I think depth is about creating meaningful choices. Should I put my city here, where it gets the cattle, or there, where it gets the incense?
Precise positioning matters a great deal to defense. I had the (same) AI civ spam cities three tiles east and west of one of my border cities during BC on Deity. It became impossible to defend that city. The AI could hit every tile I had with city bombardment, leaving me to try to defend it with a lone bowman in the city. That didn't work so well.
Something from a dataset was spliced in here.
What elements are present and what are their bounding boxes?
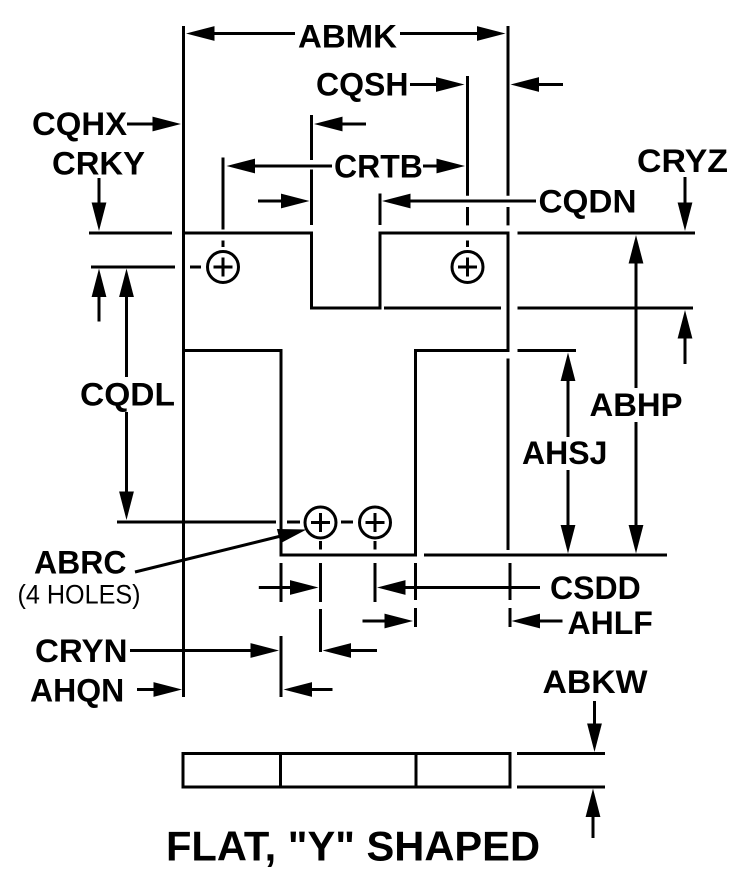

The placement tradeoffs in this version are like deciding in Civ 4 whether to settle on a hill in an inferior resource position or in a flat area to pick up that last resource. You may not notice below Immortal if you play a quality builder strategy, because you can get a lead and keep it. Even on Immortal, you can usually just maximize productivity and let defense be a secondary concern.
Most of the complaints about depth seem to result from playing at too low a difficulty level. The difficulties don't scale well. There are a large number of imbalanced strategies that can dominate Emperor. Those approaches start to work less well on Immortal, but they still work. But no build order and gold usage strategy is going to level the playing field on Deity.
Deity forces you to play the game the way it was meant to be played. You can't maintain many cities, you can't rush up the tech tree for Medieval (getting dominant early game defense as a bonus) when playing most civs, and you have to settle the best city sites early and often before the AI does. This approach puts you way behind, and the only hope is to outgeneral the AI badly enough to level out the production disparity. That implies keeping the fighting to one adversary at a time, which in turn implies having a strong enough defense that you can choose your wars rather than having them chosen for you by the AI.
If the AIs smell blood in the water, they will all pounce. This makes sense; if one AI DoW's you, and the others think you're hopelessly outmatched, then the best response is to dogpile and try to get some of your territory before it all goes to the rival.
It looks like the winning strategy is to fight a defensive war (you need the city support - think of it as free hammers), grind down the AI's forces, build up a counterattacking force in reserve, and unleash it once the AI is hurting and out of position.
You're right that rivers are overly emphasized. The Civil Service bonus is obviously OP. It comes way too early. Biology mid-Industrial was fine. That same bonus six techs in is not.